Ce manque de moyens répressifs oblige à des efforts d’imagination pour contrer les trafiquants. L’Ordre des pharmaciens ne manque pas d’idées. Il envisage de réserver gratuitement des noms de domaine spécifiques aux cyberpharmacies françaises qui le souhaiteraient, comme « pharmacie-france.fr, ou pharmacien.fr ». « Tout est prêt, précise Isabelle Adenot, nous n’attendons que le feu vert des autorités ». La présidente du CNOP indique aussi que la commission européenne envisagerait d’apposer un logo spécifique aux sites de pharmacies en ligne. En cliquant dessus, l’internaute serait renvoyé sur un portail national (pourquoi pas celui du CNOP), où il pourrait vérifier que la pharmacie en ligne est légale. Mais ces dispositifs sont contournables.

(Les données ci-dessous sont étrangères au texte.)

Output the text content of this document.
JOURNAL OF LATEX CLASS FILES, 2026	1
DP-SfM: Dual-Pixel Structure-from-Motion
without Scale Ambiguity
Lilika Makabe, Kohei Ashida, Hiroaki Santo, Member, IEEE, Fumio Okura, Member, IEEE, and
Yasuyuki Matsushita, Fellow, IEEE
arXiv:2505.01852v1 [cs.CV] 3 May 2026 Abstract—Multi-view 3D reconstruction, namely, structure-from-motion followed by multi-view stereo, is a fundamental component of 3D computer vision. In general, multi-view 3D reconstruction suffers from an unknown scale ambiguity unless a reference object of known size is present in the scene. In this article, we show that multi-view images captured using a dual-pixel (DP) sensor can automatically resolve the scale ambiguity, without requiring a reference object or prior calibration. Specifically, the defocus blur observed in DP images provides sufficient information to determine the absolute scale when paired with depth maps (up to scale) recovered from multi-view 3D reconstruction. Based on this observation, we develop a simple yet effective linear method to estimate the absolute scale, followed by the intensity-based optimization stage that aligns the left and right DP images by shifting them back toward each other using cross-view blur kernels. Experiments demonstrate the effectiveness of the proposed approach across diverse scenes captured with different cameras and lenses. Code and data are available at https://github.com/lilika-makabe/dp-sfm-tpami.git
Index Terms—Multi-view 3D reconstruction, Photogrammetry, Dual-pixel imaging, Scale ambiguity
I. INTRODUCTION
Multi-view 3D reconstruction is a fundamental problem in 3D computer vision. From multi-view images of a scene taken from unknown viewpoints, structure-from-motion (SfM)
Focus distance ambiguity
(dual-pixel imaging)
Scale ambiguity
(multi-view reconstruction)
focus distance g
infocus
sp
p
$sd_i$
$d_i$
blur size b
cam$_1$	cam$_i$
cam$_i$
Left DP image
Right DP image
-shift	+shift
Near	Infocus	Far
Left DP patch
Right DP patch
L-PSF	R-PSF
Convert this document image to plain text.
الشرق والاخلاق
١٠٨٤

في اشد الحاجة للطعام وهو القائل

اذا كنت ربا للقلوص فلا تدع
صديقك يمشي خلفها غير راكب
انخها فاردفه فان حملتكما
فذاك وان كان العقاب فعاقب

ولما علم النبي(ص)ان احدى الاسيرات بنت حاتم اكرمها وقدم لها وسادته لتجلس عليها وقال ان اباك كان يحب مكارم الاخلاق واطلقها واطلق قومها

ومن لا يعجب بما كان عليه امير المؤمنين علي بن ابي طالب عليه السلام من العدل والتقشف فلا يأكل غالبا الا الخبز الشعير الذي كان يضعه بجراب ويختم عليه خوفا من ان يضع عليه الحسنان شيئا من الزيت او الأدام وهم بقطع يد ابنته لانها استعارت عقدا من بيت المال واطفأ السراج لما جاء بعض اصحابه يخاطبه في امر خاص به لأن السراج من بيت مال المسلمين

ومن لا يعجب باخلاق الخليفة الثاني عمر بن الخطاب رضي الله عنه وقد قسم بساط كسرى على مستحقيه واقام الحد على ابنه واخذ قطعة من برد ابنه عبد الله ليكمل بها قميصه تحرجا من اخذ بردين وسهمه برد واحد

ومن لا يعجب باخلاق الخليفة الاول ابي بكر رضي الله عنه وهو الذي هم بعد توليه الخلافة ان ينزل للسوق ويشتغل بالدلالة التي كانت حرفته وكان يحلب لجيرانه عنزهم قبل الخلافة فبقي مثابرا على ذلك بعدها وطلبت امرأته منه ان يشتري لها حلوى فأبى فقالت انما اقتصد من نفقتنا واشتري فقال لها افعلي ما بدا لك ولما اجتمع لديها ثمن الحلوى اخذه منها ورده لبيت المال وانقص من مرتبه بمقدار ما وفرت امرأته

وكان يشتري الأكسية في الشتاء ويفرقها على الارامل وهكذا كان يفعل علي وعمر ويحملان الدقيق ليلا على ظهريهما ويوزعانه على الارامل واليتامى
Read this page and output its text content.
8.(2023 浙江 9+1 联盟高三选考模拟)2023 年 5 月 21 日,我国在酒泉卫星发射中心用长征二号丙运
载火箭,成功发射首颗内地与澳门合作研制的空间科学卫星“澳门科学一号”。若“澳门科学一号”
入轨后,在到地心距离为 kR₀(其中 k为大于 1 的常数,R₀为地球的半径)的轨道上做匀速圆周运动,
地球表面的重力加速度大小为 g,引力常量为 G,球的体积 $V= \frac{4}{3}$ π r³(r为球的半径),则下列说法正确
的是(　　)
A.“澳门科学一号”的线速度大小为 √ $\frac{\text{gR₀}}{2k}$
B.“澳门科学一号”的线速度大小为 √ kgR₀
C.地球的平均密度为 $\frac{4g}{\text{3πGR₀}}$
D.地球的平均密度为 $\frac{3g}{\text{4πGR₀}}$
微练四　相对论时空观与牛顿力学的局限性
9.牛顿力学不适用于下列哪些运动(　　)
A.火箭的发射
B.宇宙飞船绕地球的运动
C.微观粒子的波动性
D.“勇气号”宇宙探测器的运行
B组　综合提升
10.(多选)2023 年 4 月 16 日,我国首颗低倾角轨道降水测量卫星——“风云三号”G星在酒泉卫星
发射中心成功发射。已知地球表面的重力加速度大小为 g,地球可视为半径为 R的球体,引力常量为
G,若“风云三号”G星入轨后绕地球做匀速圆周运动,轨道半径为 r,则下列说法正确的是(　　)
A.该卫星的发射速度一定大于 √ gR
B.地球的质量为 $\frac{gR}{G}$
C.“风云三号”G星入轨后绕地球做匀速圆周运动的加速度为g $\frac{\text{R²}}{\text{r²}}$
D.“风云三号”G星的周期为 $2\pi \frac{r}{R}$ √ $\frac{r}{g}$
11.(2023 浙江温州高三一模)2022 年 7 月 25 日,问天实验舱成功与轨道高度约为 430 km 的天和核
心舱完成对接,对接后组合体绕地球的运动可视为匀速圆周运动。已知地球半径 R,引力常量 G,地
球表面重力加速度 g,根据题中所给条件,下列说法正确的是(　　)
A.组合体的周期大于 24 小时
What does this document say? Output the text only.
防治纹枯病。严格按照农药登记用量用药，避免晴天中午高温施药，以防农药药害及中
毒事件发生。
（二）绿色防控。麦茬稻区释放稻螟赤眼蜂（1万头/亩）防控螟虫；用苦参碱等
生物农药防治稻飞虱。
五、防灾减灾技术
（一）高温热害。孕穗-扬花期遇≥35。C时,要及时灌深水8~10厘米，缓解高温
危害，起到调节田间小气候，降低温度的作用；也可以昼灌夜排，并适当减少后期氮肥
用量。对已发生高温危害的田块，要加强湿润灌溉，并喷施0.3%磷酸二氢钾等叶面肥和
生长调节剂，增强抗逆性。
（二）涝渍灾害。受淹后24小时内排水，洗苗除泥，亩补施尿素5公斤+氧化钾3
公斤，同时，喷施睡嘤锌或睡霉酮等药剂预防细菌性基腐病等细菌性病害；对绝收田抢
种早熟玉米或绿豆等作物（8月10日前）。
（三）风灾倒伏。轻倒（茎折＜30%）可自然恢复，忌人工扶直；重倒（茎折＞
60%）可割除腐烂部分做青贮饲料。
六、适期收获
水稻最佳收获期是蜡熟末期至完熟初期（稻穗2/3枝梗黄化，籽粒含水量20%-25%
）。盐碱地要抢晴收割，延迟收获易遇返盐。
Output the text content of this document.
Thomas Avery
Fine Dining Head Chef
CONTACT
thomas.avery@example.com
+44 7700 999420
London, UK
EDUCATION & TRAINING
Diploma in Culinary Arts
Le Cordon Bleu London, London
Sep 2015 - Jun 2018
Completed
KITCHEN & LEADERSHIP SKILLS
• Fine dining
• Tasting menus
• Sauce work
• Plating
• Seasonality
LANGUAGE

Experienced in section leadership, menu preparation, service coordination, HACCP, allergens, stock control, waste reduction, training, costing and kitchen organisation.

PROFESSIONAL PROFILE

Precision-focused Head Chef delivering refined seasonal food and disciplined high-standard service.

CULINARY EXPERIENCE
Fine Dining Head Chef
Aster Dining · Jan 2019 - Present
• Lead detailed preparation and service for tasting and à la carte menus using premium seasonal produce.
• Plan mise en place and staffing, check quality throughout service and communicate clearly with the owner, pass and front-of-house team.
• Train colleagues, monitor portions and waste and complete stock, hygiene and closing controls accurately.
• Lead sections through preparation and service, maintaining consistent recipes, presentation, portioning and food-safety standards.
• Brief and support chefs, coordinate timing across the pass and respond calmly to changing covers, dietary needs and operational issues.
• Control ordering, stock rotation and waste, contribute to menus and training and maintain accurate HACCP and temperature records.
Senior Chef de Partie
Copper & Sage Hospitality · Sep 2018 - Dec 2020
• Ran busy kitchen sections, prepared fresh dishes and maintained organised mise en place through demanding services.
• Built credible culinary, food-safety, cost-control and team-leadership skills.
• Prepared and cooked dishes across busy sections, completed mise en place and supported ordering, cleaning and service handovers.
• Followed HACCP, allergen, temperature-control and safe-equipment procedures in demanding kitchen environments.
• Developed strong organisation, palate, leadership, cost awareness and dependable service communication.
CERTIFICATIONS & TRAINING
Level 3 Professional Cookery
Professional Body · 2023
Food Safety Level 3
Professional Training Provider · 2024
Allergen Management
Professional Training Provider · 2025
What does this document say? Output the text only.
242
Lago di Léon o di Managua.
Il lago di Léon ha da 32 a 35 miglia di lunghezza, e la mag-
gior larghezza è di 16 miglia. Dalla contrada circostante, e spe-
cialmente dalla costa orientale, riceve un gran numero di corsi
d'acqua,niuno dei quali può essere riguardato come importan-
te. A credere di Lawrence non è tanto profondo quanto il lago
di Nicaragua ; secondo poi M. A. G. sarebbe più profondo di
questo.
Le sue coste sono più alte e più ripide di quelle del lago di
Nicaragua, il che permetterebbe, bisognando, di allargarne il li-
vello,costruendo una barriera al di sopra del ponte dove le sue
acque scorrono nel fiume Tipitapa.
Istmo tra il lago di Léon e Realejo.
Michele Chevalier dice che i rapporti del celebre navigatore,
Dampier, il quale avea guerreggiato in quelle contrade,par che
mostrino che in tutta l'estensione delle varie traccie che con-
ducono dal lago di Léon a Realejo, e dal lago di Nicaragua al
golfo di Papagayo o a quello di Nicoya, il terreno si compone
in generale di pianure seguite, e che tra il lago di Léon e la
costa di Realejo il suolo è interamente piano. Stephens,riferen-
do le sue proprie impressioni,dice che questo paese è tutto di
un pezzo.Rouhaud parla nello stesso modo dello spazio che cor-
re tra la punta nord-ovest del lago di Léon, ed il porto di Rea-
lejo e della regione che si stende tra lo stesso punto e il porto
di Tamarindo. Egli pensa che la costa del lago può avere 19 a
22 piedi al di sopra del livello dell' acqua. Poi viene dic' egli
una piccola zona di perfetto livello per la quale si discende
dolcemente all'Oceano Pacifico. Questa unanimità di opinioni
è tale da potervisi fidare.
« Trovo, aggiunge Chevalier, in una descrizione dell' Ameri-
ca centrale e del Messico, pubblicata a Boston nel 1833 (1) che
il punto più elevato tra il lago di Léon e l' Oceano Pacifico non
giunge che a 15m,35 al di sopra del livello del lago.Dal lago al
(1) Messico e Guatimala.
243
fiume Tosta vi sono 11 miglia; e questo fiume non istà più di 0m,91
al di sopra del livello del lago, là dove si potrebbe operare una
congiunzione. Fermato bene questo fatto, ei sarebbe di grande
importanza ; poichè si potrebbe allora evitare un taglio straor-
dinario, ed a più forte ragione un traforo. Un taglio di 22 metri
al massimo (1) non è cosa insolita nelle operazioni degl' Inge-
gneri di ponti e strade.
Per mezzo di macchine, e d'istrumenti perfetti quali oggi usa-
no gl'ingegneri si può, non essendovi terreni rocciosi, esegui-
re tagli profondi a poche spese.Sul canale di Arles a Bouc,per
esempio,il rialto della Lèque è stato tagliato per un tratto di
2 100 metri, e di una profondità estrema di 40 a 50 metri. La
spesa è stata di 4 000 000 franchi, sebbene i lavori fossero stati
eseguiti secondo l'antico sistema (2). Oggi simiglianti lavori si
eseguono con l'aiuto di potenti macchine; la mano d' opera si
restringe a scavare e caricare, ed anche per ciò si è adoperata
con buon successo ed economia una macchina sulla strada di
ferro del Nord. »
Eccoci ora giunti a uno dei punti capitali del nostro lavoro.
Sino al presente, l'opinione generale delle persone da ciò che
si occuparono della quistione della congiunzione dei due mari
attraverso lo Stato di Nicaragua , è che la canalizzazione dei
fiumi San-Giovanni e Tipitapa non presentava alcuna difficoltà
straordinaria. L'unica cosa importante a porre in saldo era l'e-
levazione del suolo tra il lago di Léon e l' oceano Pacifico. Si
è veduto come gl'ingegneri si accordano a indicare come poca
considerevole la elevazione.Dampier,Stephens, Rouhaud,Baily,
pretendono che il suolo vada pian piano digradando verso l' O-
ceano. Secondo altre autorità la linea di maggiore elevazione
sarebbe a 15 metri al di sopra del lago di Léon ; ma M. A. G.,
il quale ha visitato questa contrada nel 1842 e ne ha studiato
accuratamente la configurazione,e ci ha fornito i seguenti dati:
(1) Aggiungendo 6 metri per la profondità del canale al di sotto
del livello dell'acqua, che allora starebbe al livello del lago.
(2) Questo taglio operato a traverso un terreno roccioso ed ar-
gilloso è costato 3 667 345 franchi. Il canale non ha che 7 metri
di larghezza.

La seule solution semble bien être celle de l’information du public (voir encadré). L’Ordre des pharmaciens met en ligne la liste des 46 noms de domaine de vente en ligne légaux. Wilfrid Rogé énumère les éléments qui doivent faire douter de la légalité d’une pharmacie en ligne : « si le site est en plusieurs langues, s’il est truffé de fautes d’orthographe, s’il propose à la vente des médicaments de prescription, il y a toutes les chances que vous soyez sur un domaine illégal ». Enfin, un portail a été mis en place par le ministère de l’Intérieur (www.internet-signalement.gouv.fr) pour signaler tous les contenus illicites sur la Toile.